The rate of price growth in Melbourne’s land market has slowed, with the median lot price rising 7 per cent to $323,000, RPM’s Q1 Residential Market Review reveals. Sales volumes also fell 15 per cent, which is attributed to supply constraints in active new housing estates rather than a drop in demand.
RPM Real Estate Group head of Communities Luke Kelly said: “The volume of land sales means lots cannot be constructed fast enough to keep up with sales rates. As a result, developers are adopting restrained lot release programs to allay settlement risk given title timeframes are stretching beyond 15 months for most estates.”
Mr Kelly said supply is improving but will likely be outpaced by demand.
“The greenfield market will receive a supply boost via fast-tracked PSPs expected to potentially deliver more than 110,000* lots by the end of the year.
“However, we expect affordability constraints will become more prominent which will result in more modest land price growth of around five to six per cent through the remainder of 2018,” he said.
With prices souring by 188 per cent over the last decade, compared to 92 per cent growth for established houses and 61 per cent for apartments, investors are also flocking to the greenfields, comprising about 20 per cent of total purchasers, according to RPM Research.
“Strong capital growth through land value appreciation in outer Melbourne is a strong driver for an increasing number of investors,” Mr Kelly said. “With vacancy rates below two per cent and indicative house yield in the outer ring around 6.2 per cent, house and land investments have become a very viable option.”
Foreign investment slows
The report shows government charges on foreign investors has impacted demand among Asian investors, which accounted for on average 17 per cent of new dwellings in any given quarterly period over the last three years. Since the policy change mid last year, the share of new dwellings bought by foreign investors has fallen to 14 per cent.
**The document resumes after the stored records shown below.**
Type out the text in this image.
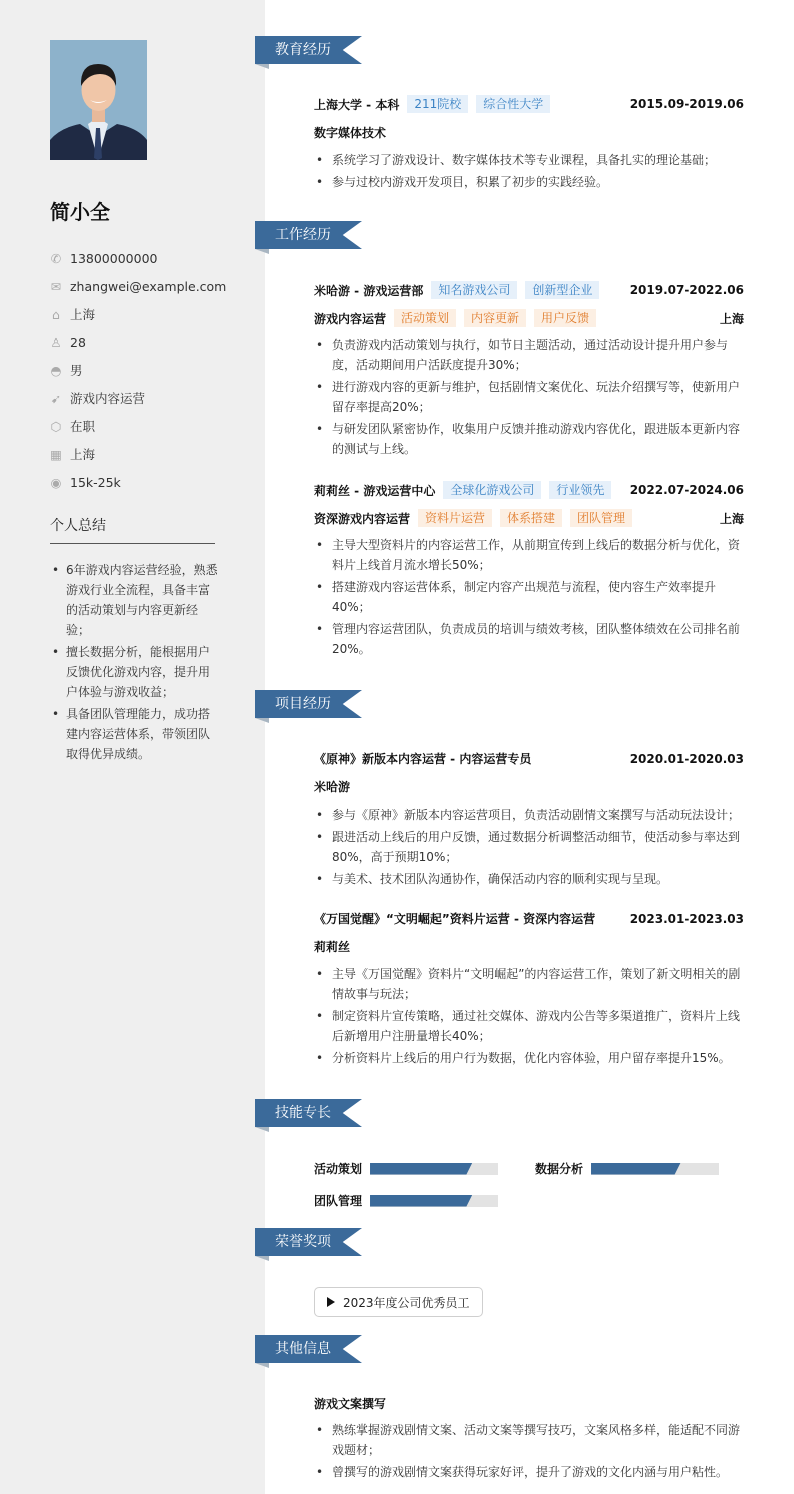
简小全
✆ 13800000000
✉ zhangwei@example.com
⌂ 上海
♙ 28
◓ 男
➹ 游戏内容运营
⬡ 在职
▦ 上海
◉ 15k-25k
个人总结
• 6年游戏内容运营经验，熟悉游戏行业全流程，具备丰富的活动策划与内容更新经验；
• 擅长数据分析，能根据用户反馈优化游戏内容，提升用户体验与游戏收益；
• 具备团队管理能力，成功搭建内容运营体系，带领团队取得优异成绩。
教育经历
上海大学 - 本科	211院校	综合性大学	2015.09-2019.06
数字媒体技术
• 系统学习了游戏设计、数字媒体技术等专业课程，具备扎实的理论基础；
• 参与过校内游戏开发项目，积累了初步的实践经验。
工作经历
米哈游 - 游戏运营部	知名游戏公司	创新型企业	2019.07-2022.06
游戏内容运营	活动策划	内容更新	用户反馈	上海
• 负责游戏内活动策划与执行，如节日主题活动，通过活动设计提升用户参与度，活动期间用户活跃度提升30%；
• 进行游戏内容的更新与维护，包括剧情文案优化、玩法介绍撰写等，使新用户留存率提高20%；
• 与研发团队紧密协作，收集用户反馈并推动游戏内容优化，跟进版本更新内容的测试与上线。
莉莉丝 - 游戏运营中心	全球化游戏公司	行业领先	2022.07-2024.06
资深游戏内容运营	资料片运营	体系搭建	团队管理	上海
• 主导大型资料片的内容运营工作，从前期宣传到上线后的数据分析与优化，资料片上线首月流水增长50%；
• 搭建游戏内容运营体系，制定内容产出规范与流程，使内容生产效率提升40%；
• 管理内容运营团队，负责成员的培训与绩效考核，团队整体绩效在公司排名前20%。
项目经历
《原神》新版本内容运营 - 内容运营专员	2020.01-2020.03
米哈游
• 参与《原神》新版本内容运营项目，负责活动剧情文案撰写与活动玩法设计；
• 跟进活动上线后的用户反馈，通过数据分析调整活动细节，使活动参与率达到80%，高于预期10%；
• 与美术、技术团队沟通协作，确保活动内容的顺利实现与呈现。
《万国觉醒》“文明崛起”资料片运营 - 资深内容运营	2023.01-2023.03
莉莉丝
• 主导《万国觉醒》资料片“文明崛起”的内容运营工作，策划了新文明相关的剧情故事与玩法；
• 制定资料片宣传策略，通过社交媒体、游戏内公告等多渠道推广，资料片上线后新增用户注册量增长40%；
• 分析资料片上线后的用户行为数据，优化内容体验，用户留存率提升15%。
技能专长
活动策划	数据分析
团队管理
荣誉奖项
2023年度公司优秀员工
其他信息
游戏文案撰写
• 熟练掌握游戏剧情文案、活动文案等撰写技巧，文案风格多样，能适配不同游戏题材；
• 曾撰写的游戏剧情文案获得玩家好评，提升了游戏的文化内涵与用户粘性。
Apartment market shows resilience
In the medium density market, a shift to developing housing product geared to owner occupiers, particularly in middle ring infill sites, is underpinning market resilience following previous supply peaks.
From a peak in calendar 2015, the decline in apartment approvals has moderated, while townhouse approvals have trended upwards. On a rolling 12-month basis to March 2018, townhouses have climbed 19.6% while apartments have remained steady, increasing by 3.6%.
Persistent commentary about an oversupply of Melbourne’s apartment market – particularly in the CBD and inner ring – have not been realised. Demand has essentially matched supply, reflected in total approval numbers holding up well over the 12 months to the March quarter. In November last year, a record high of 4,869 units were approved in high rise dwellings – highlighting the optimism of many developers.
Not only has an oversupply en masse failed to materialise (albeit some suburbs appear to have excess supply based on price discounts), it is reasonable to suggest there is a potential undersupply. This is underscored by vacancy rates sitting at 1.8% in the inner ring and 3% in the mid ring.
The much talked about downturn in the apartment market will by no means be at the magnitude that is widely anticipated. The current robust level of activity off the back of high population gains, strong economic fundamentals and capital growth prospects underscores a level of confidence from both developers and buyers.
These supportive variables of activity are anticipated to continue over the near term, eroding any significant reduction in approvals, albeit below previous peaks. Any shortfall will likely be offset by increasing activity in townhouses – particularly in the ‘missing middle’.